Solution: removing link to protocol buffers gets rid of the problem
The C++ standard guarantees that the following assertion will succeed:
std::vector<anything> Default;
//in your case anything is line_vector and Default is sv
assert(Default.size() == 0);
So, either you're not telling the whole story or you have a broken STL implementation.
OR: You have undefined behavior in your code. The C++ standard gives no guarantees about the behavior of a program which has a construct leading to UB, even prior to reaching that construct.

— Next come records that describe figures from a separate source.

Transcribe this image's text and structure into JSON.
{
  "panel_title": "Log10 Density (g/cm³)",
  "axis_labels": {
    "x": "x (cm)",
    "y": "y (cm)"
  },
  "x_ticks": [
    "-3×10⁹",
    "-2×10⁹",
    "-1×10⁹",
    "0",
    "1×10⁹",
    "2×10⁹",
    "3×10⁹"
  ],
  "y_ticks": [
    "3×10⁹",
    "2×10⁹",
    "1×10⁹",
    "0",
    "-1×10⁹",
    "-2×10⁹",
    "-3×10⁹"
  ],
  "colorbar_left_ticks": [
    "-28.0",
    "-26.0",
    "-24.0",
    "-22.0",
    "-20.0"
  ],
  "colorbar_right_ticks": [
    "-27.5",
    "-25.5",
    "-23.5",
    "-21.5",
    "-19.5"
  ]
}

The usual case for this when one of the created objects writes beyond
its end in the constructor. And the most frequent reason this happens
in code I've seen is that object files have been compiled with different
versions of the header; e.g. at some point in time, you added (or
removed) a data member of one of the classes, and didn't recompile all
of the files which use it.
What might cause the sort of problem you see is a user-defined type with a misbehaving constructor;
class BrokenType {
public:
int i;
BrokenType() { this[1].i = 9999; } // Bug!
};
void process_batch(
string_vector & v
)
{
training_entry te;
BrokenType b; // bug in BrokenType shows up as assert fail in std::vector
entry_vector sv;
assert(sv.size() < 100);
...
}
Do you have the right version of the Boost libaries suited for your platform? (64 bit/32 bit)? I'm asking since the entry_vector object seems to be have a couple of member variables of type boost::uint32_t. I'm not sure what could be the behaviour if your executable is built for one platform and the boost library loaded is of another platform.